Verizon workers should fight for the mobilization of the broadest sections of the working class—telecom, auto and steel workers, teachers and other public sector workers, high school and college students and other sections of workers—to come to their defense. This should be the beginning of a common industrial and political counteroffensive against the government-backed corporate onslaught on the working class.

Peggy, a retired Verizon worker from Bronx, New York, wrote to the Newsletter, saying, “This strike affects us as much as those that are walking the picket lines. I went through many strikes while I worked there and it was not easy. I feel for the 36,000 that are walking. However, there is no way this should be ‘settled’ the way the union wants—the workers deserve more, and Verizon can pay it. Shame on you, Verizon—we built you—from New York Tel to NYNEX to Bell Atlantic to Verizon. How can you treat us this way?”

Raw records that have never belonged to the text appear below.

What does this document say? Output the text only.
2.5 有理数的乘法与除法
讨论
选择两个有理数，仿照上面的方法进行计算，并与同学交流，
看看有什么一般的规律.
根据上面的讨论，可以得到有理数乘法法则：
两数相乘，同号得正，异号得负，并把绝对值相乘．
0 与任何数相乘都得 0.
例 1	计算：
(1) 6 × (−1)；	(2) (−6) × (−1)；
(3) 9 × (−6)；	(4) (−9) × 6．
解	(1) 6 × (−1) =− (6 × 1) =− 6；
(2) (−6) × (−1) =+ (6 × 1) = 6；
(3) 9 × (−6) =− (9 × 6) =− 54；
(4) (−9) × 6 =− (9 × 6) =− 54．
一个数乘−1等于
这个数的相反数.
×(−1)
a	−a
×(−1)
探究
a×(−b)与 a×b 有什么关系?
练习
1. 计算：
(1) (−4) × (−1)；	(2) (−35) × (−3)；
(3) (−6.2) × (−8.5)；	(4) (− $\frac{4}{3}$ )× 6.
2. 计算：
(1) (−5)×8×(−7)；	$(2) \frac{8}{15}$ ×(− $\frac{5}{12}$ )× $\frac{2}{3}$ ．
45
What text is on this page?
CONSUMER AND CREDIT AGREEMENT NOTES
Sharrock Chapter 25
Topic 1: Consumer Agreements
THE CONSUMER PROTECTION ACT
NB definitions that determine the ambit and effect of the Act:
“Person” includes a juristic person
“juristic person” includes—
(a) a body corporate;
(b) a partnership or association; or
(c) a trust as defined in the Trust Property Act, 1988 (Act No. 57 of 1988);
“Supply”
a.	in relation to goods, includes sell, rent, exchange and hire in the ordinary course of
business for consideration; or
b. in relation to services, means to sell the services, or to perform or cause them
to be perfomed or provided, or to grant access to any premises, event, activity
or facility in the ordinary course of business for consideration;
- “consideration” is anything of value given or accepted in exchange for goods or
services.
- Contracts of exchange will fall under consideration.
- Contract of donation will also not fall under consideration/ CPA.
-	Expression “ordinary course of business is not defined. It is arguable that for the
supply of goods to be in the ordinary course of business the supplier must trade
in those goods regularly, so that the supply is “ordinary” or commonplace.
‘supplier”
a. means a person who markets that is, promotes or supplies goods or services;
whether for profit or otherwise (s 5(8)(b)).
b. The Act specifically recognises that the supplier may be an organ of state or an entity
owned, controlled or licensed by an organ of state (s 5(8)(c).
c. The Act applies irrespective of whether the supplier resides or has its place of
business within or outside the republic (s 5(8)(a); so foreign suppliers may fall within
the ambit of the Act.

Dan, a striker with 12 years’ service from Pittsburgh, Pennsylvania, told the Newsletter, “For us, jobs are the most important thing. The company wants to move us anywhere without any kind of notice. They want to be able to say that you have to go to New York, DC or Boston for two months at a time. Then when you get back they could send you somewhere else. They are treating us like we are just casual labor. We have families. I already miss out on a lot of my kids’ games and school stuff because of the hours we work. We can’t just get up and leave home. If the company needs more help in some area, they need to hire people there not force people to move.

“Verizon has been doing this a long time. They are making billions, but they want to make more and they figure with the job market the way it is, we should be willing to take anything. But if they push us back on this, they will never give it back. It is not only Verizon. Every company is cutting its employees. Health care and pensions, nobody gets those anymore. Everything in the country is benefiting the rich. The politicians don’t care about us.”

Another Pittsburgh striker, Eric, added, “Management knew this was coming. They have been harassing us, writing people up for every little thing. They had a quota they had to meet. It didn’t matter whether you did something wrong or not, but each supervisor had to have so many write-ups each month. This is happening to everyone. Workers everywhere need to stand up.”

On the picket line in downtown Brooklyn, Maria, a central office technician with 20 years’ experience, told the Newsletter, “Things we fought for many years ago are all being taken from us now. Something as simple as seeing a doctor has become very difficult. They’re trying to take wages from us. They don’t want to pay overtime for working on Sundays. I work the night shift, which we used to get paid an extra ‘night differential’ for, and now they don’t want to pay that anymore. I feel like we’re going back 40 years, where there was no union and the worker was nobody.”

Asked about the CWA betrayal of the 2011 strike, Maria said, “For me that was unforgivable. After that I felt the union didn’t really represent me. The last contract they just didn’t do their job and I felt that they bargained at the top for themselves and weren’t thinking of us at all. But I’m out here again because we need to come out and fight for ourselves, for the working people and to make our voices heard. The people at the top are all making the big bucks and they want to push us down and down.”